Jankowsky also highlighted hospital pharmacists’ interests in a product’s stability data. Though biosimilars must be highly similar to their originator molecularly and clinically, a biosimilar does not have to demonstrate highly similar stability data to the originator. Because of this, a biosimilar maker could strive to develop its product with a longer shelf life than that of the innovator. According to Jankowsky, even adding one day to a biosimilar’s shelf life outside of the fridge would be a major benefit for the pharmacist.

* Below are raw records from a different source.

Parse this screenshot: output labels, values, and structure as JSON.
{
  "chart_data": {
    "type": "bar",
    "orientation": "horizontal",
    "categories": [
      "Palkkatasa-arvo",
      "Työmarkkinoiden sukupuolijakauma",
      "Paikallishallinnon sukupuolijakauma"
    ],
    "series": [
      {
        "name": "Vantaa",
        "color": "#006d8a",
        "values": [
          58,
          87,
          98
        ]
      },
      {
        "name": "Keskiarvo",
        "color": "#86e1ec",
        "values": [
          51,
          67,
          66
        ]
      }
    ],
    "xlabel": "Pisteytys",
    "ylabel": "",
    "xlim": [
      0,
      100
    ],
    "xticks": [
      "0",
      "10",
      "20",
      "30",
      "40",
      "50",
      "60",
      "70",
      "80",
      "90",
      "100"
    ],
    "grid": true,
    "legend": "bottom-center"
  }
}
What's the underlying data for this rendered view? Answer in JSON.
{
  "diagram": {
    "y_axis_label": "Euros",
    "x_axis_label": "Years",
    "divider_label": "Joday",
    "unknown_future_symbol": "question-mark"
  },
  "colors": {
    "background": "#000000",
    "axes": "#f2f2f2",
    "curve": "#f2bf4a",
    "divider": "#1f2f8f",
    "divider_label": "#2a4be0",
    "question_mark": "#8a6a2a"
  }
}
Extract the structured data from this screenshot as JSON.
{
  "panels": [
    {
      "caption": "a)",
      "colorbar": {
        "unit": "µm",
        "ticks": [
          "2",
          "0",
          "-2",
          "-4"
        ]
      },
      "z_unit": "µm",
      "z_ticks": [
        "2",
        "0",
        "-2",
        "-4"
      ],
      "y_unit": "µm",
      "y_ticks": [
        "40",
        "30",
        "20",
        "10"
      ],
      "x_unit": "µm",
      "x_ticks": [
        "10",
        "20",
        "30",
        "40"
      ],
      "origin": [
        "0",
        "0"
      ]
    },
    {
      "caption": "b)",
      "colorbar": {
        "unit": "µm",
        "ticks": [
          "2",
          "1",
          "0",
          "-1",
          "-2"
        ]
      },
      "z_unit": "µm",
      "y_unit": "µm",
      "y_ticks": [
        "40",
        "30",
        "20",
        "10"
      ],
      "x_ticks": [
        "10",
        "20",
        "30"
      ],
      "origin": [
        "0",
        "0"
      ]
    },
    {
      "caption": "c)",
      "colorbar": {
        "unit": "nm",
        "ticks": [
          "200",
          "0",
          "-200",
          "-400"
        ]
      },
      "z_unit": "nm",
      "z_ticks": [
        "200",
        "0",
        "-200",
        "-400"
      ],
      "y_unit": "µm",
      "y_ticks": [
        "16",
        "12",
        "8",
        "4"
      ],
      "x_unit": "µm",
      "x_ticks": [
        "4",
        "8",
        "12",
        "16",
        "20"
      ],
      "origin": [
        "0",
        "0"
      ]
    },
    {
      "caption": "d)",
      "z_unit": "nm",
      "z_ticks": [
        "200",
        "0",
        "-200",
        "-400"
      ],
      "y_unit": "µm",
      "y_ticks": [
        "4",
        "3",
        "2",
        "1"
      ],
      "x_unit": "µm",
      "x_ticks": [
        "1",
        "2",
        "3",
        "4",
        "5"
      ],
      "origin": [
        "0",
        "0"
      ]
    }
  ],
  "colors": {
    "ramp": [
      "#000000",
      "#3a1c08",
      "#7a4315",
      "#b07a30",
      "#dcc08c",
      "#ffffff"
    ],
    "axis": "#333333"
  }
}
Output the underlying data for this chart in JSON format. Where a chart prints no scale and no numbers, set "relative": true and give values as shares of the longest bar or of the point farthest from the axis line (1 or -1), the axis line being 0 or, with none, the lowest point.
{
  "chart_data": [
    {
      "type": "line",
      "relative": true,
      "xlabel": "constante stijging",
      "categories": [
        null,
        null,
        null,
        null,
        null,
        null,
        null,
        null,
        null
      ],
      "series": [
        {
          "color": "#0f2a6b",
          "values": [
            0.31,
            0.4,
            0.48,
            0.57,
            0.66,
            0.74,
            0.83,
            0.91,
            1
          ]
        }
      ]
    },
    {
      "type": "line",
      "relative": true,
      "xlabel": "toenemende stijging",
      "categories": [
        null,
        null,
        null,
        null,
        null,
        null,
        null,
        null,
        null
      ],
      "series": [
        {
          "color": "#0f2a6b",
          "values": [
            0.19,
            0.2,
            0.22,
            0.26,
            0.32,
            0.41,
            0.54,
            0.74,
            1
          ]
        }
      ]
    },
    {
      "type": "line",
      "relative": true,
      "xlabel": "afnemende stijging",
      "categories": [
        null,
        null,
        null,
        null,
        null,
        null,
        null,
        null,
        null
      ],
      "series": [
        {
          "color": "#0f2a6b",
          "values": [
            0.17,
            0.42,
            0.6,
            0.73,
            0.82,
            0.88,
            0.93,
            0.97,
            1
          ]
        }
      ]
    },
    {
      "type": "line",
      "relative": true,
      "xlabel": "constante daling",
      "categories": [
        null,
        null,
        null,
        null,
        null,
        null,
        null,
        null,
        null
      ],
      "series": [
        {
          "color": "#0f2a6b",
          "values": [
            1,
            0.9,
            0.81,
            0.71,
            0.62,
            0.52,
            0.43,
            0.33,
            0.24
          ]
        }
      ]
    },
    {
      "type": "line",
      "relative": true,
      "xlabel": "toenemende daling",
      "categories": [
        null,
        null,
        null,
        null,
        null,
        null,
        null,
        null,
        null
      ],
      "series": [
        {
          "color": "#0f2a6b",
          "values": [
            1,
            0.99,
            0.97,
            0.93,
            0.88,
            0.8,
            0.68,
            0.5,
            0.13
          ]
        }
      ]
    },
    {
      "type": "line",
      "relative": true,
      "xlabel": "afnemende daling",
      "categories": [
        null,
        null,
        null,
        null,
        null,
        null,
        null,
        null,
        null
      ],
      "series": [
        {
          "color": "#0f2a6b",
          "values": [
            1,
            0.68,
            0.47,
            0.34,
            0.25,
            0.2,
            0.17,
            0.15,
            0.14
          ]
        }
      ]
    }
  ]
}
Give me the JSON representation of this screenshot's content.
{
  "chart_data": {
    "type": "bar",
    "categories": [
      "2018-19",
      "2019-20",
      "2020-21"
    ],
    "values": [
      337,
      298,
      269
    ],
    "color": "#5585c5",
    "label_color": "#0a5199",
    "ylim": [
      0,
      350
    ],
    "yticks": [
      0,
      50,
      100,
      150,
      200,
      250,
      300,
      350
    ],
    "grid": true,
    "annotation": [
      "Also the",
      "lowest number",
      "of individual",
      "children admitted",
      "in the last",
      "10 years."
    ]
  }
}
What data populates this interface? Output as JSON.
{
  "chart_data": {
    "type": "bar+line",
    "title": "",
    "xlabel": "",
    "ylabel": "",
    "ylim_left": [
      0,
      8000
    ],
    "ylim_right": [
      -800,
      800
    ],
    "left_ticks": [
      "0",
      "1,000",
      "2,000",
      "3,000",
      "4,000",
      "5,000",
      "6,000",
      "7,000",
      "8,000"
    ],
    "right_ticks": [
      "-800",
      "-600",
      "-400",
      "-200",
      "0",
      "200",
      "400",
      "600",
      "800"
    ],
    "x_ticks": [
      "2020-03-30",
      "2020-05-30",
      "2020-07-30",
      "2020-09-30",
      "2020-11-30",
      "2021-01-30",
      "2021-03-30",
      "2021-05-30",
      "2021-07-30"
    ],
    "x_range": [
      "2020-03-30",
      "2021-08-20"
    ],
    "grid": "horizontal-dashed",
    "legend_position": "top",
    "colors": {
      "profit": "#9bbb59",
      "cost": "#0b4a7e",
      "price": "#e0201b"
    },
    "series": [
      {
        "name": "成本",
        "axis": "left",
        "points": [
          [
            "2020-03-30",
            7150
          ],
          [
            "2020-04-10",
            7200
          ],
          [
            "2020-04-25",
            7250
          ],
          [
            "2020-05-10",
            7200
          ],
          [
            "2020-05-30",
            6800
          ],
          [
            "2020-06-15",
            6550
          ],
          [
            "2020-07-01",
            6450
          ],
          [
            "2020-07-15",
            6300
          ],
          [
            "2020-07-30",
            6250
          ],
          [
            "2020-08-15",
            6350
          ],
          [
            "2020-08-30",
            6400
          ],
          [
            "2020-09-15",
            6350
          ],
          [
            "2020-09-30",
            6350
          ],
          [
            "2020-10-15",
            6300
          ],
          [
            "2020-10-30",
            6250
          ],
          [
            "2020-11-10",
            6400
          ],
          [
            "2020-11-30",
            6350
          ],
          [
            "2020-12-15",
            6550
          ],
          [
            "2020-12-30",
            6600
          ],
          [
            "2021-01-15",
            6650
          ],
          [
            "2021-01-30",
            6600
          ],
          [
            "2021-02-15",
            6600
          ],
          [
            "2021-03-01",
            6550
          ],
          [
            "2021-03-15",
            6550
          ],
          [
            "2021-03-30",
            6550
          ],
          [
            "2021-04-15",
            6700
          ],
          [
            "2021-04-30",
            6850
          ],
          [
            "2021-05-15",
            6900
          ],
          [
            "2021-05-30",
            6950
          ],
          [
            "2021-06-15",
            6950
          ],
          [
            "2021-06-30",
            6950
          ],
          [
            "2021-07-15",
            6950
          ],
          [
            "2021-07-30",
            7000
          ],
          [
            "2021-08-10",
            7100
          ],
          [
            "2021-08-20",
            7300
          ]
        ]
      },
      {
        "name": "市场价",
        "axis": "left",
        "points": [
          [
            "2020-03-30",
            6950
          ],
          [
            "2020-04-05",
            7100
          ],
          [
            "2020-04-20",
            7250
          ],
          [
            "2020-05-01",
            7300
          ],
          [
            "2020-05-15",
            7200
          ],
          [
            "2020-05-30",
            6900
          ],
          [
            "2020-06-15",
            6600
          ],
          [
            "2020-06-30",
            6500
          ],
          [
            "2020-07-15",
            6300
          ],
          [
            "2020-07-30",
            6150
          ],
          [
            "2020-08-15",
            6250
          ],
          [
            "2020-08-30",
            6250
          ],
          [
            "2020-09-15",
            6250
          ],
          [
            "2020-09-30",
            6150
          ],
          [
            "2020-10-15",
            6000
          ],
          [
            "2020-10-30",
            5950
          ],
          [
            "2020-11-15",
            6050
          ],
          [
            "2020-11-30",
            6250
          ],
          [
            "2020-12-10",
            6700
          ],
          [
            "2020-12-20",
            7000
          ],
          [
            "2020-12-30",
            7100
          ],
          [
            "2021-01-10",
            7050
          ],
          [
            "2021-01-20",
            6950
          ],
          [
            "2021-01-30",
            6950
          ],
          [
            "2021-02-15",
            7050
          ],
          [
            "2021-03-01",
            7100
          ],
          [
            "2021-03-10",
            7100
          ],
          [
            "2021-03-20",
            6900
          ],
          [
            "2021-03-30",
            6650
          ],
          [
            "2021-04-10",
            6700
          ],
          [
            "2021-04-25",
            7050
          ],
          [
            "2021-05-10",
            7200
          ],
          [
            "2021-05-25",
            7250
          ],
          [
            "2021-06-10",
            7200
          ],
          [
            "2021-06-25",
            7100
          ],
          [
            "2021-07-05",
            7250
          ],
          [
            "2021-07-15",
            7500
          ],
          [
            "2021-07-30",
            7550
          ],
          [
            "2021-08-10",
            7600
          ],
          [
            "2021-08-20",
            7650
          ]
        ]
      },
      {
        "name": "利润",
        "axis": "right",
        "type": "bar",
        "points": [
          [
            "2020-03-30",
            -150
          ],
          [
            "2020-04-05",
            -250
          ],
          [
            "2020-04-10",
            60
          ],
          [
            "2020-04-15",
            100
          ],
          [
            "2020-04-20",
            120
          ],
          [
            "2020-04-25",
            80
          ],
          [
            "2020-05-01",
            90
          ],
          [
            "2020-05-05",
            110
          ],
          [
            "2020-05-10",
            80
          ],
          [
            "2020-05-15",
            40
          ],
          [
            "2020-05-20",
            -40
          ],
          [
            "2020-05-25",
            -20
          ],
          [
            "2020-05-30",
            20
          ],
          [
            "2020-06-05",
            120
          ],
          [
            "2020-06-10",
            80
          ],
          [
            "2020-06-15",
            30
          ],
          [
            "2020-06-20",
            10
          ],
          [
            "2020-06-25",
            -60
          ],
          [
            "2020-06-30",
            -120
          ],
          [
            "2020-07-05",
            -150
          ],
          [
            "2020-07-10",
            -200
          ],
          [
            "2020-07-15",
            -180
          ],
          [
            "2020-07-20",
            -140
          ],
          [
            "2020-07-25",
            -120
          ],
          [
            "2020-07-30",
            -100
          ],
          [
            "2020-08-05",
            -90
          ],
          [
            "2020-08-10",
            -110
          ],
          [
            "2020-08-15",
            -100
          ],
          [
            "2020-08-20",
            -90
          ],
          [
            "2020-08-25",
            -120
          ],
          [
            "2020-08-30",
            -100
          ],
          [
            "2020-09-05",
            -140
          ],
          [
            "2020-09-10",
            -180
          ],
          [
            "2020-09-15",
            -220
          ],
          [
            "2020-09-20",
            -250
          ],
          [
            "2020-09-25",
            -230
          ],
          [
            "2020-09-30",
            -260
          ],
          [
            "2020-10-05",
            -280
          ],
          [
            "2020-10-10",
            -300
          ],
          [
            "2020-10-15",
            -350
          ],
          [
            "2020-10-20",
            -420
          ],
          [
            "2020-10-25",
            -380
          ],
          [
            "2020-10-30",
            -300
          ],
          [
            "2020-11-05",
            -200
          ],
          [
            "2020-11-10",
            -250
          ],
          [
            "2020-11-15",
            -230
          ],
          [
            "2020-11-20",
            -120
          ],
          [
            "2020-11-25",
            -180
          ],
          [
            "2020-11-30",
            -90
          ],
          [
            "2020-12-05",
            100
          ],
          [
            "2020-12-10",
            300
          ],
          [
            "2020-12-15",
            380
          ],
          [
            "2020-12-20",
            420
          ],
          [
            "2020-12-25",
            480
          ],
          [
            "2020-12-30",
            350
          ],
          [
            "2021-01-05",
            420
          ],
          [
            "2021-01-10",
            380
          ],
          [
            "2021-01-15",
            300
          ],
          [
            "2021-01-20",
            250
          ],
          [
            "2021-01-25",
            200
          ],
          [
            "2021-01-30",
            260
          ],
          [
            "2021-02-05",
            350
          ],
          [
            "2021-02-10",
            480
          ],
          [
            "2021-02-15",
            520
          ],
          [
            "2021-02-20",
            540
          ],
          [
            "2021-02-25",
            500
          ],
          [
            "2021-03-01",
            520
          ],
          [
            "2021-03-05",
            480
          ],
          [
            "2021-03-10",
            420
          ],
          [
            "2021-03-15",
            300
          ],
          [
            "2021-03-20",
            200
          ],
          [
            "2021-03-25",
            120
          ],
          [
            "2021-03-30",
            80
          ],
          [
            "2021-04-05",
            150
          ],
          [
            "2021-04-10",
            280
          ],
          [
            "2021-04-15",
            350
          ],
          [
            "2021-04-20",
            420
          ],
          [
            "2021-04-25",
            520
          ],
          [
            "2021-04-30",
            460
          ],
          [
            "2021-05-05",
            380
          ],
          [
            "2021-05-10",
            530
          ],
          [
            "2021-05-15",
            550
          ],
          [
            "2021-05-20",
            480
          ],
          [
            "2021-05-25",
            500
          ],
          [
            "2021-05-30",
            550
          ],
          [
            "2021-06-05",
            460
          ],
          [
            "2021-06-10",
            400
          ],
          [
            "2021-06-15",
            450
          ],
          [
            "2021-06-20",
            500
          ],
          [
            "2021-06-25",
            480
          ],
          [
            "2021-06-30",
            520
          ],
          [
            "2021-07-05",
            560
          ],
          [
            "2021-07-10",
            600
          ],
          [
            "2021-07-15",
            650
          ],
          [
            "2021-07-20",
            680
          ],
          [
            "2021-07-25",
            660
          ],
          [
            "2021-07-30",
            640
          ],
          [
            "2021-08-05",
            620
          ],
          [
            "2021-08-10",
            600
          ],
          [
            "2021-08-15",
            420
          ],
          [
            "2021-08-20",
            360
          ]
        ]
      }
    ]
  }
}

Throughout our conversation, Jankowsky highlighted the balance a biosimilar manufacturer must maintain between developing a biosimilar and communicating about it with stakeholders. The ultimate goal for any biosimilar development program is to follow the scientific rationales and principles established by the regulators. But it also comes down to the question of how you would convey your product’s story to the stakeholders in the market. Following potential regulatory approval by the EMA, Cinfa Biotech’s challenge becomes addressing the aforementioned development- and supply chain-related questions. “These questions posed by the pharmacists all translate to the actions we need to take,” Jankowsky added.
Regardless of where a company hopes to approve and launch a product — whether it be in the U.S., EU, or the emerging markets — success comes down to meeting several basic needs in the global biosimilar market today. “We have to make sure we can meet our customers’ and the market’s need, which is not only by supplying the product, but also by sharing the accompanying information in the best way to ensure it is understood.”